When the government is facing a wall of complexity it likes to take one of two routes (or often both): kick it into the long grass and hope it goes away, or commission a task team and report. Both serve to stretch out the problem through time, perhaps with higher costs or poorer outcomes. Eskom is the classic example.

André de Ruyter is hailed precisely because he can understand the complexity of the reform needed to the electricity supply industry and can map a way through it (and was backed for the role by Pravin Gordhan precisely for this quality). Yet De Ruyter’s ability to understand the issues creates problems with people — certain ministers in particular, but also the corrupt elements of the state-owned enterprises (SOE) swamp — who cannot understand the complexity.

Structural problems

However, he is ultimately bound by so many dependencies that the government must fulfil and simply isn’t — whether that is legislative and licensing issues required to reach independent transmission system and market operator (Itsmo) unbundling by year’s end, or the Treasury waking up and making decisions on deleveraging the balance sheet to allow Eskom the space to borrow afresh (now partly at more concessional rates) to strengthen the transmission grid and smooth the social aspects of the Just Energy Transition.

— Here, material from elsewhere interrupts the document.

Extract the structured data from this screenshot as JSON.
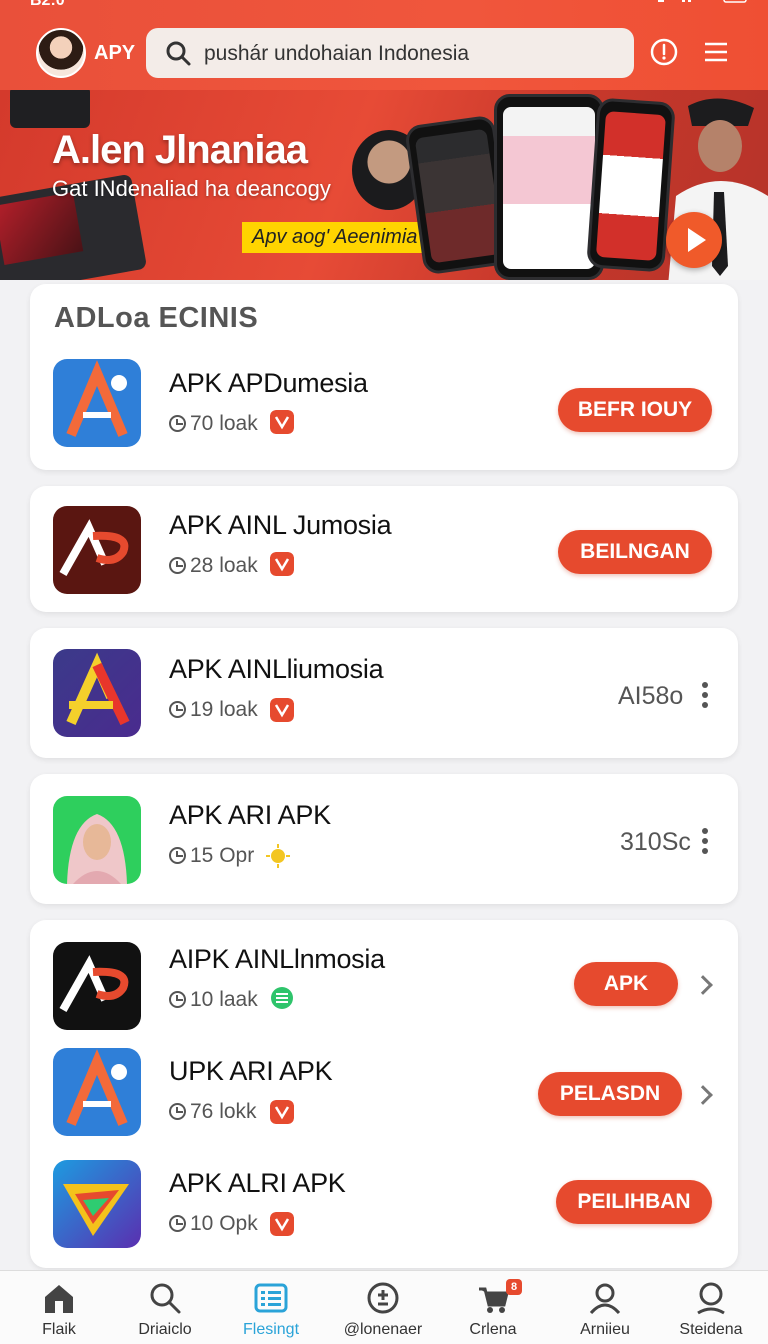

Eskom’s deep structural problems — this complex web of tariff, debt service costs and indebtedness and future demands it must fulfil — have not been resolved since the war room of a decade ago or since the Eskom task team of the beginning of 2019.

The answers have frequently been provided to all levels of government up to the president. The Eskom task team’s report to the president has been buried, yet it set out very clearly what must be done. Instead, we are stuck on the same roundabout, with Eskom saying the same thing at each six-monthly results update: it is not sustainable, it is not a going concern without bailouts and it must delever, and it must receive a massive equity injection or much higher tariffs.

Investors are now bored of this. No-one says that complexity is not hard to deal with. But it is about grabbing it by the scruff of the neck, taking advice, looking at global best practice and getting on with it.

The fear regarding Eskom seems to be that it is just too hard and SA is not used to these things, whether dealing with creditors or legal documentation on bonds. This is rubbish. Used to dealing with exactly these situations worldwide, investors look at the situation perplexedly. They then look across at the Land Bank and see the past 18 months’ mess that has resulted from what should have been a very easy workout, and roll their eyes. In the Land Bank case we have gone around the roundabout several times and are ending up where we were at the start.

The costs of the Eskom status quo are possibly never fully and transparently laid out: higher tariffs by default feeding through ultimately to hit those who can least afford it, higher tariffs for business leading to slower employment growth, paying more and more in interest bills for Eskom annually while cutting back investments in transmission.

But this is the easy route. Allergic reactions occur taking a more decisive route. We are stuck it seems?

Attard Montalto is head of capital markets research at Intellidex, an SA research-led consulting company.